From June 19, 2026, all new DC cable sizing in Australia must comply with AS/NZS 3008.1.1:2025. Designs still referencing the 2017 edition or using the 1.155 AC-to-DC conversion workaround are non-compliant.

Size DC and AC Cables Accurately With CableHero

Manual DC and AC cable sizing takes time and creates compliance risk. One wrong table, one missed correction factor, or one AC formula applied to a DC circuit, and the result is non-compliant.
CableHero is Australia's purpose-built cable sizing platform, built specifically for AS/NZS 3008.1.1:2025 and AS/NZS 3000 compliance, covering both DC and AC cable sizing.
With CableHero, you can:
  • Size DC cables using the correct 2025 DC current rating tables and DC voltage drop formula—no AC-to-DC conversion workarounds
  • Size AC cables for single-phase and three-phase circuits with automatic correction factor application, cumulative voltage drop tracking, and short-circuit withstand verification
  • Check voltage rise for solar PV inverter AC circuits against the AS/NZS 4777.1 2% limit
  • Apply all correction factors automatically, including the updated rooftop temperature adders from AS/NZS 3008:2025 for solar DC string cables
  • Generate branded PDF compliance reports for both DC and AC circuits, ready for CER, DNSP, or inspection authority submission
Whether you're sizing solar PV string cables, battery-to-inverter DC cables, inverter AC output circuits, or commercial sub-mains, CableHero gives you the correct result under the correct 2025 standard every time.
Use CableHero today to size your AC and DC cables accurately. No credit card required.

FAQ

What is the difference between DC and AC cable sizing in Australia?

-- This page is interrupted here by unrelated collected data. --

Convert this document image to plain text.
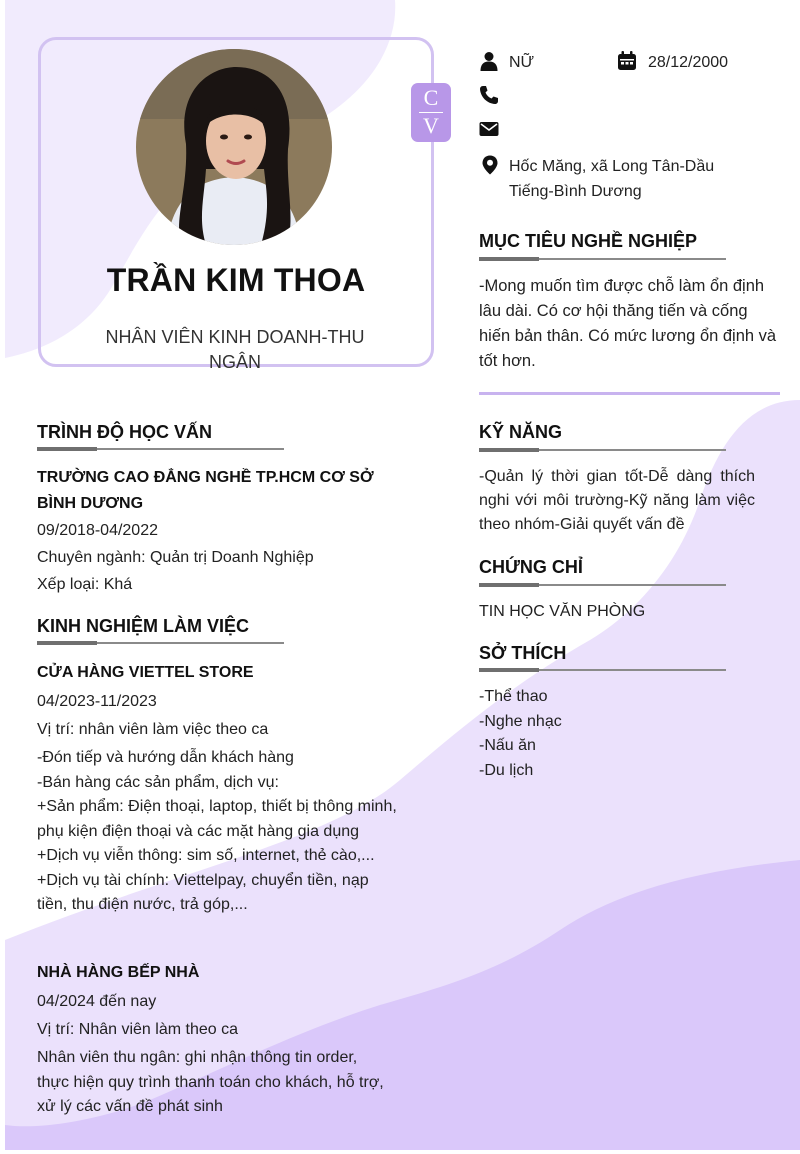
C
V
TRẦN KIM THOA
NHÂN VIÊN KINH DOANH-THU NGÂN
NỮ	28/12/2000
Hốc Măng, xã Long Tân-Dầu Tiếng-Bình Dương
MỤC TIÊU NGHỀ NGHIỆP
-Mong muốn tìm được chỗ làm ổn định lâu dài. Có cơ hội thăng tiến và cống hiến bản thân. Có mức lương ổn định và tốt hơn.
KỸ NĂNG
-Quản lý thời gian tốt-Dễ dàng thích nghi với môi trường-Kỹ năng làm việc theo nhóm-Giải quyết vấn đề
CHỨNG CHỈ
TIN HỌC VĂN PHÒNG
SỞ THÍCH
-Thể thao
-Nghe nhạc
-Nấu ăn
-Du lịch
TRÌNH ĐỘ HỌC VẤN
TRƯỜNG CAO ĐẲNG NGHỀ TP.HCM CƠ SỞ BÌNH DƯƠNG
09/2018-04/2022
Chuyên ngành: Quản trị Doanh Nghiệp
Xếp loại: Khá
KINH NGHIỆM LÀM VIỆC
CỬA HÀNG VIETTEL STORE
04/2023-11/2023
Vị trí: nhân viên làm việc theo ca
-Đón tiếp và hướng dẫn khách hàng
-Bán hàng các sản phẩm, dịch vụ:
+Sản phẩm: Điện thoại, laptop, thiết bị thông minh, phụ kiện điện thoại và các mặt hàng gia dụng
+Dịch vụ viễn thông: sim số, internet, thẻ cào,...
+Dịch vụ tài chính: Viettelpay, chuyển tiền, nạp tiền, thu điện nước, trả góp,...
NHÀ HÀNG BẾP NHÀ
04/2024 đến nay
Vị trí: Nhân viên làm theo ca
Nhân viên thu ngân: ghi nhận thông tin order, thực hiện quy trình thanh toán cho khách, hỗ trợ, xử lý các vấn đề phát sinh
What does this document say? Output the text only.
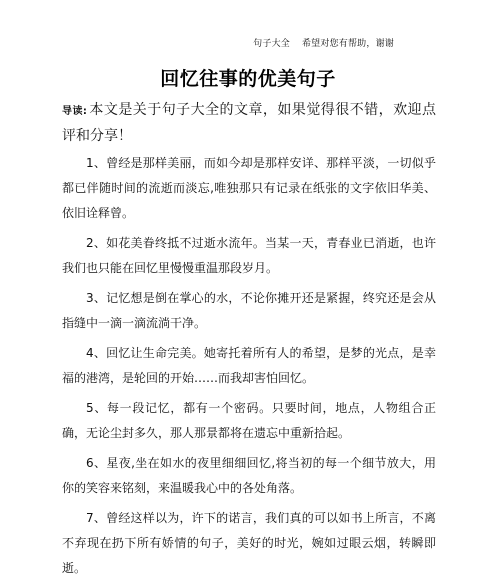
句子大全 希望对您有帮助，谢谢
回忆往事的优美句子

导读: 本文是关于句子大全的文章，如果觉得很不错，欢迎点评和分享！

1、曾经是那样美丽，而如今却是那样安详、那样平淡，一切似乎都已伴随时间的流逝而淡忘,唯独那只有记录在纸张的文字依旧华美、依旧诠释曾。

2、如花美眷终抵不过逝水流年。当某一天，青春业已消逝，也许我们也只能在回忆里慢慢重温那段岁月。

3、记忆想是倒在掌心的水，不论你摊开还是紧握，终究还是会从指缝中一滴一滴流淌干净。

4、回忆让生命完美。她寄托着所有人的希望，是梦的光点，是幸福的港湾，是轮回的开始……而我却害怕回忆。

5、每一段记忆，都有一个密码。只要时间，地点，人物组合正确，无论尘封多久，那人那景都将在遗忘中重新拾起。

6、星夜,坐在如水的夜里细细回忆,将当初的每一个细节放大，用你的笑容来铭刻，来温暖我心中的各处角落。

7、曾经这样以为，许下的诺言，我们真的可以如书上所言，不离不弃现在扔下所有娇情的句子，美好的时光，婉如过眼云烟，转瞬即逝。
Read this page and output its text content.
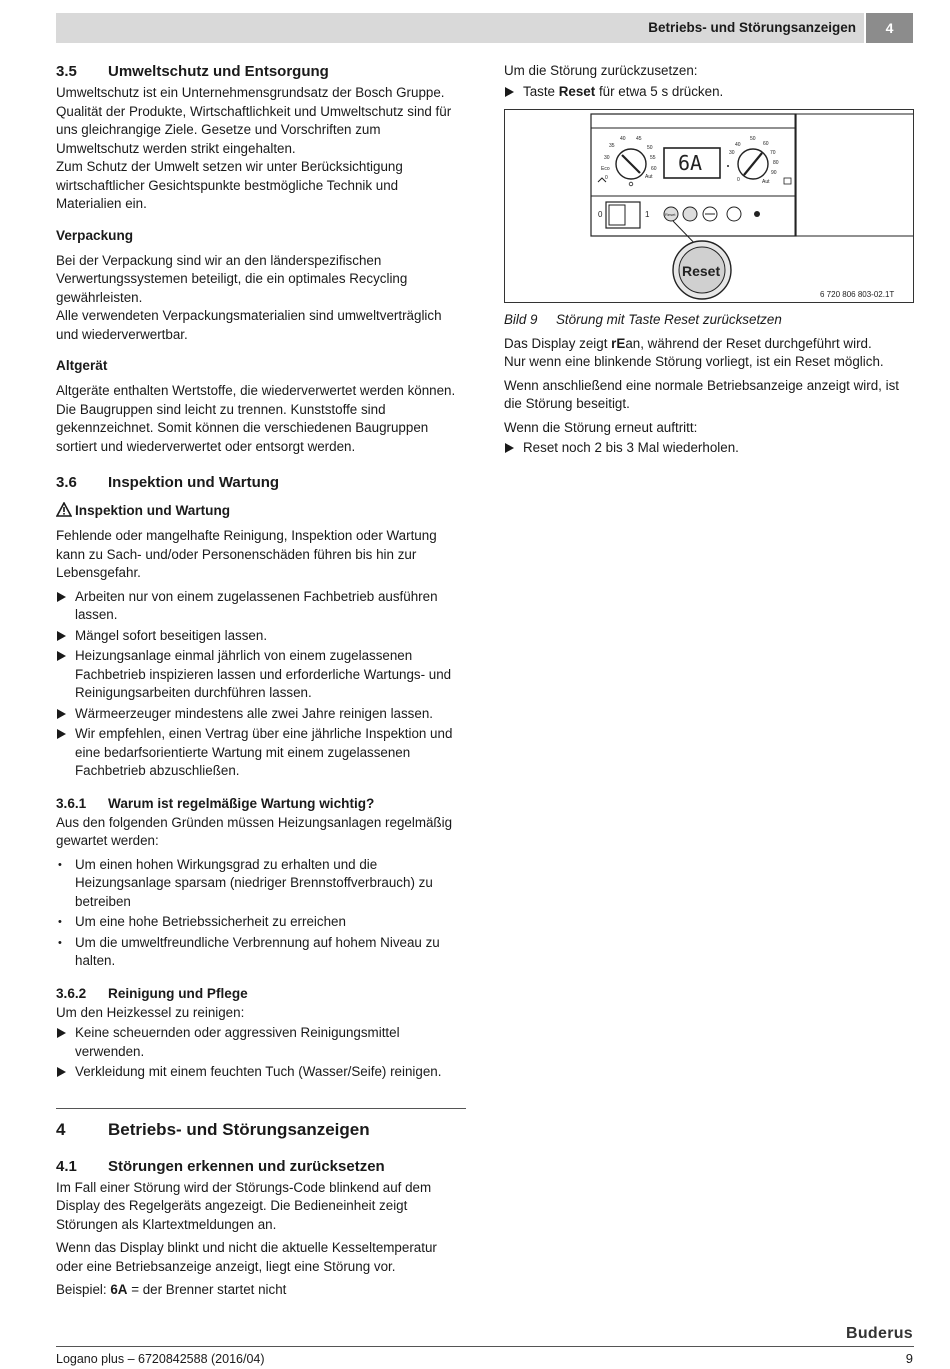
Betriebs- und Störungsanzeigen	4
3.5 Umweltschutz und Entsorgung

Umweltschutz ist ein Unternehmensgrundsatz der Bosch Gruppe. Qualität der Produkte, Wirtschaftlichkeit und Umweltschutz sind für uns gleichrangige Ziele. Gesetze und Vorschriften zum Umweltschutz werden strikt eingehalten.

Zum Schutz der Umwelt setzen wir unter Berücksichtigung wirtschaftlicher Gesichtspunkte bestmögliche Technik und Materialien ein.

Verpackung

Bei der Verpackung sind wir an den länderspezifischen Verwertungssystemen beteiligt, die ein optimales Recycling gewährleisten.

Alle verwendeten Verpackungsmaterialien sind umweltverträglich und wiederverwertbar.

Altgerät

Altgeräte enthalten Wertstoffe, die wiederverwertet werden können. Die Baugruppen sind leicht zu trennen. Kunststoffe sind gekennzeichnet. Somit können die verschiedenen Baugruppen sortiert und wiederverwertet oder entsorgt werden.

3.6 Inspektion und Wartung
Inspektion und Wartung

Fehlende oder mangelhafte Reinigung, Inspektion oder Wartung kann zu Sach- und/oder Personenschäden führen bis hin zur Lebensgefahr.

Arbeiten nur von einem zugelassenen Fachbetrieb ausführen lassen.
Mängel sofort beseitigen lassen.
Heizungsanlage einmal jährlich von einem zugelassenen Fachbetrieb inspizieren lassen und erforderliche Wartungs- und Reinigungsarbeiten durchführen lassen.
Wärmeerzeuger mindestens alle zwei Jahre reinigen lassen.
Wir empfehlen, einen Vertrag über eine jährliche Inspektion und eine bedarfsorientierte Wartung mit einem zugelassenen Fachbetrieb abzuschließen.
3.6.1 Warum ist regelmäßige Wartung wichtig?

Aus den folgenden Gründen müssen Heizungsanlagen regelmäßig gewartet werden:

• Um einen hohen Wirkungsgrad zu erhalten und die Heizungsanlage sparsam (niedriger Brennstoffverbrauch) zu betreiben
• Um eine hohe Betriebssicherheit zu erreichen
• Um die umweltfreundliche Verbrennung auf hohem Niveau zu halten.
3.6.2 Reinigung und Pflege

Um den Heizkessel zu reinigen:

Keine scheuernden oder aggressiven Reinigungsmittel verwenden.
Verkleidung mit einem feuchten Tuch (Wasser/Seife) reinigen.
4	Betriebs- und Störungsanzeigen
4.1 Störungen erkennen und zurücksetzen

Im Fall einer Störung wird der Störungs-Code blinkend auf dem Display des Regelgeräts angezeigt. Die Bedieneinheit zeigt Störungen als Klartextmeldungen an.

Wenn das Display blinkt und nicht die aktuelle Kesseltemperatur oder eine Betriebsanzeige anzeigt, liegt eine Störung vor.

Beispiel: 6A = der Brenner startet nicht

Um die Störung zurückzusetzen:

Taste Reset für etwa 5 s drücken.
35
40 45
50
55
60
30
Eco
0	Aut
6A
40
50
60
70
80
90
30
0	Aut
0	1	Reset
Reset
6 720 806 803-02.1T

Bild 9 Störung mit Taste Reset zurücksetzen

Das Display zeigt rEan, während der Reset durchgeführt wird.

Nur wenn eine blinkende Störung vorliegt, ist ein Reset möglich.

Wenn anschließend eine normale Betriebsanzeige anzeigt wird, ist die Störung beseitigt.

Wenn die Störung erneut auftritt:

Reset noch 2 bis 3 Mal wiederholen.
Buderus
Logano plus – 6720842588 (2016/04)	9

DC and AC cable sizing follow the same four-step methodology but differ in key ways. For DC circuits, the design current for solar PV strings uses 1.25 × Isc (to account for reverse current), the voltage drop formula has no reactance term (no Xc·sinφ component), and the voltage drop limit is 3% recommended (versus 5% for standard AC circuits).

What voltage drop limit applies to DC solar PV cables in Australia?

Under AS/NZS 5033:2021, a recommended 3% voltage drop is permitted on the DC side between the PV array or DC battery and the inverter. The maximum permitted is 5% of Vmp per AS/NZS 5033:2021 Clause 4.4.2.4 for PV arrays operating above 120 V. For battery DC cables, 3% is the standard design target. The DC voltage drop limit is tighter than the standard 5% AC limit under AS/NZS 3000, and it compounds over the system's operational life.

Do I still need to use the 1.155 correction factor for DC cable sizing after the AS/NZS 3008.1.1:2025 update?

No. The 2025 standard simplifies DC sizing by introducing dedicated tables: DC cable current-carrying capacity values are now found in Tables 3.21 and 3.22, replacing the previous workaround of adapting AC tables.